Франке принадлежал к той породе людей, которые на пути к цели не останавливаются ни перед чем. Когда-то он служил детективом в Эссене и был не каким-нибудь заискивающим перед начальством подхалимом, жадным до внимания прессы, а спецом, который переворачивал каждый камень, ползая на коленях, чтобы не пропустить ни единой улики. Такие, как он, всегда держали нос по ветру в ожидании возможности вновь подняться на ноги. А иначе придется прозябать в этой богом забытой дыре до окончания войны. Или еще хуже — его вообще могли услать на восточный фронт, где того и гляди пристрелят свои же за то, что будет принуждать их к противостоянию наступающим русским ордам. В эти дни Франке жаждал одного — случая вновь доказать свою ценность берлинскому начальству.
И сегодня день был удачный. Его агенты в Варшаве завербовали осведомителя, сдавшего своих. След тянулся из варшавского гетто прямиком в посольства Парагвая и Сальвадора. Двести сорок евреев.
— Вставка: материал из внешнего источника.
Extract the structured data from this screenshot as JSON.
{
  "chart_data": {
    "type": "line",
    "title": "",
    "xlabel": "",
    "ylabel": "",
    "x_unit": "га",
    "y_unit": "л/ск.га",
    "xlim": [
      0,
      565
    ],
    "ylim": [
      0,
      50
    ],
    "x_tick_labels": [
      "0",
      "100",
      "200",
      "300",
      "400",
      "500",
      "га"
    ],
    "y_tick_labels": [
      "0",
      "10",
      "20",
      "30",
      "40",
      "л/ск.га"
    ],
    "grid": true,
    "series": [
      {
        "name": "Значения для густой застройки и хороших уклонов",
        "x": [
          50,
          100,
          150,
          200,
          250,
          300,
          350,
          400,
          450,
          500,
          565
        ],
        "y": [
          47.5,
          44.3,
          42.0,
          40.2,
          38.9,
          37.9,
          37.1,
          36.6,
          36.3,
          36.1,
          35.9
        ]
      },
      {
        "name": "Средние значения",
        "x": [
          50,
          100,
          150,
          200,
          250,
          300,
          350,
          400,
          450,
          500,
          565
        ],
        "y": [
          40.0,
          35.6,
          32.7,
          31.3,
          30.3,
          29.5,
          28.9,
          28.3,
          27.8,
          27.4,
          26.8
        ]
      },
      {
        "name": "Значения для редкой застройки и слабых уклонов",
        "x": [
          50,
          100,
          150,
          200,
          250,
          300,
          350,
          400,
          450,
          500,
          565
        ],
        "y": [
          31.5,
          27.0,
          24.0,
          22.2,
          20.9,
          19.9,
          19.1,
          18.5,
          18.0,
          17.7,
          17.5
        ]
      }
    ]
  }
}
Учитывая общую картину, это была капля в море, но эти 240 человек вызывали особый интерес американского и британского правительств, а Берлин отчаянно нуждался в доказательстве дипломатической аферы, чтобы оправдать нарушение суверенитета двух латиноамериканских государств и разрешить щекотливую ситуацию. Его несомненно ждет поощрение из центра, может быть, даже одобрительный кивок Канариса, который признает поспешность его удаления из Лиссабона. А, может, даже самого рейхсмаршала. Они не смогут его проигнорировать.
Для Франке, выросшего в Эссене, где выплавляли чугун, все было просто — надо только идти по следу и не бояться запачкать руки. Именно в этом и состояла проблема всех этих снобов из Абвера. Они слишком много времени тратили на приемы и флирт с женами больших начальников и не могли отличить бармена от осведомителя. А Франке готов рискнуть всем ради достижения цели.
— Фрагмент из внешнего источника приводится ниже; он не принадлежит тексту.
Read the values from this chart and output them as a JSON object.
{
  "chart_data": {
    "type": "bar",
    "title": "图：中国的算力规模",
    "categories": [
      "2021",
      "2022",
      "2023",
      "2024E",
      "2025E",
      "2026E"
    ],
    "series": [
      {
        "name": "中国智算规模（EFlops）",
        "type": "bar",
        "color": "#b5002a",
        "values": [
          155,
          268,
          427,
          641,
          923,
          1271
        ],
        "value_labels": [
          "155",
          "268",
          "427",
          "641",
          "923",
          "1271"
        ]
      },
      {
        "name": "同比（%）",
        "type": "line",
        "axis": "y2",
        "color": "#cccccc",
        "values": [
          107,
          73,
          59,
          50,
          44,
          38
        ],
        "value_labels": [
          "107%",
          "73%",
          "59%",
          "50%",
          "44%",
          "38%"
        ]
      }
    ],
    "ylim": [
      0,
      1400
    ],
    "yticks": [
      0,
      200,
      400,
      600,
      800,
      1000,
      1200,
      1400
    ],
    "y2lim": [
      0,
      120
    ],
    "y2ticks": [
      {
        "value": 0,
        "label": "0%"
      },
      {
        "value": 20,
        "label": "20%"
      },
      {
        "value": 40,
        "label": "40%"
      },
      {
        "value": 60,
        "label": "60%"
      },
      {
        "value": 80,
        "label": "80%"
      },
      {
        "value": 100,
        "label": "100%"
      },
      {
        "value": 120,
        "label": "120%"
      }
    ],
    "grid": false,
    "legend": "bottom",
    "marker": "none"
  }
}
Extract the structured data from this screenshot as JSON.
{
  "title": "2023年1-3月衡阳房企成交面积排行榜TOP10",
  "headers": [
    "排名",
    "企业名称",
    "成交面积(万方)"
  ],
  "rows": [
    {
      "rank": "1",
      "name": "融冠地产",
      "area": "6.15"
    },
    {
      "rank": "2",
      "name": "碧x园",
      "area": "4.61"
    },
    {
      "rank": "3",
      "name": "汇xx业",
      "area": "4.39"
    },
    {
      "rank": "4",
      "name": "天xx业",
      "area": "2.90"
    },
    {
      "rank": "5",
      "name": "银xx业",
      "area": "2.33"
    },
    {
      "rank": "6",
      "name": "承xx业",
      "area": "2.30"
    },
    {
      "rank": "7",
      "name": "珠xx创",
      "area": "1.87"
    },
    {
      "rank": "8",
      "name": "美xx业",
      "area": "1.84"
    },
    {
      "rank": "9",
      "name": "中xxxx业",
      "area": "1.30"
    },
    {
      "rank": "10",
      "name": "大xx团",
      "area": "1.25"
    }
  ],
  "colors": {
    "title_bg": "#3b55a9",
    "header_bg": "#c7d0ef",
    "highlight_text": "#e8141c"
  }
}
Но все же теперь ему предстояло тащиться в Варшаву и как-то пережить оставшиеся два зимних месяца. Еще одна подобная удача, и им придется предложить ему прежнюю должность. На сей раз, может, это будет Женева… А вдруг, Париж?..
Товарный поезд скрылся из виду, последний дымок растаял за поворотом. Его миссия здесь завершилась. Франке посмотрел на бумагу, оставленную французским капитаном. Это была страничка визы с фотографией. Для еврейки она была красивой. Лет, наверное, двенадцати, с косичками и счастливой улыбкой. Он прочитал имя: Елена Цайтман. Цайтман. Да без разницы, подумал Франке, аккуратно сложил страничку и убрал ее в карман. Он не знал точно, куда их отправили. Вроде бы в какой-то трудовой лагерь в Польше. Но он знал наверняка, что, куда бы ни уносил ее этот поезд, ни виза, ни паспорт ей больше не понадобятся.